Spike in Hepatitis A cases in New Jersey

FILE -Hepatitis A virus. Image made from transmission electron microscopy. Approximate viral diameter: 30 nm. (Photo by: BSIP/Universal Images Group via Getty Images)

The New Jersey Department of Health is monitoring an outbreak of Hepatitis A cases in the Garden State after a large increase in cases. The Centers for Disease Control and Prevention has seen a rapid increase in the number of cases in two dozen states across the country.

Hepatitis A is a highly-contagious infection of the liver caused by the Hep -A virus.  In New Jersey, there were 326 confirmed Hepatitis A cases from Dec. 1, 2018-July 27, 2019 while there were just 47 Hep- A cases for the same time period a year earlier.

There have been three New Jersey deaths associated with Hep- A since Dec. 1, 2017.

Camden County had the most cases in the state with 111.  Gloucester had the second most with 55.

While the number has rapidly increased in New Jersey, the numbers are well below other areas.  Kentucky and Ohio have seen thousands of cases with many more deaths.

Hep-A is transmitted through eating or drinking something that's been exposed to fecal matter from someone with the virus.
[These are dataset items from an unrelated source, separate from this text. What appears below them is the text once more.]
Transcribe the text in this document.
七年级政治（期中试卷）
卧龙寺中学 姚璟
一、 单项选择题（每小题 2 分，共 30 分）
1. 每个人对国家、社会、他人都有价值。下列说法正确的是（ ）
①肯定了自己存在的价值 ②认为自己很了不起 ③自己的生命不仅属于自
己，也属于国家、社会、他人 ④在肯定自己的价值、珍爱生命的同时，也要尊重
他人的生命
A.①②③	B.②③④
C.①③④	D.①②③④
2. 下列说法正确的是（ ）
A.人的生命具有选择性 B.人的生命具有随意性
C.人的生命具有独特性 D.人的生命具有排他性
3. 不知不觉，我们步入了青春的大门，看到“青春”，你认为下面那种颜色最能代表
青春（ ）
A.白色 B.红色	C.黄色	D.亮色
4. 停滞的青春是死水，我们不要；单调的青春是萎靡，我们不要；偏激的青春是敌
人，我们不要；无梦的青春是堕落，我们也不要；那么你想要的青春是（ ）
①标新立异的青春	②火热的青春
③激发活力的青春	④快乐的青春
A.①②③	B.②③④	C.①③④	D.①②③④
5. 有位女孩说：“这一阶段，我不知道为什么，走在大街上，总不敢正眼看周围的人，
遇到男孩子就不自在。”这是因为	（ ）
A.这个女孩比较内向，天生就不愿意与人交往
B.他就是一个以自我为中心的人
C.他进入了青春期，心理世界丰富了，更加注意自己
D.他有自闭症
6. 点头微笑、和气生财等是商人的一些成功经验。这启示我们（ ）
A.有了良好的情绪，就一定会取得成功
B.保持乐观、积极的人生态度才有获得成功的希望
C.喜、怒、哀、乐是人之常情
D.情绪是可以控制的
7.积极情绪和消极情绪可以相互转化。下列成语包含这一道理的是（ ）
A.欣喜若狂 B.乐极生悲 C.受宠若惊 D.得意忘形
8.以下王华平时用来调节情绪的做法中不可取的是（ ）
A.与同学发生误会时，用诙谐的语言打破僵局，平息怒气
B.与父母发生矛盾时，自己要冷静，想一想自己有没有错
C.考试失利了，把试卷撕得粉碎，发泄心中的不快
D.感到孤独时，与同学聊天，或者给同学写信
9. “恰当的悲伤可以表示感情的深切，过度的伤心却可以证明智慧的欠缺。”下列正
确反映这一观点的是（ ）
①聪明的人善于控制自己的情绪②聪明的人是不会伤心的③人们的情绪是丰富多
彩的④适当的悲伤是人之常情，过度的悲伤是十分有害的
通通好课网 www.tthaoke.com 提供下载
Symptoms include -but are not limited to - belly pain, diarrhea, nausea and fever.

The uptick in cases appears to be among the homeless, drug users, men who have sex with men and the recently incarcerated, according to the New Jersey Department of Health.

Cases have also been reported in people outside of the risk-factor group.

To avoid spreading the virus, health officials recommend getting vaccinated and practicing proper hand-washing after using the bathroom.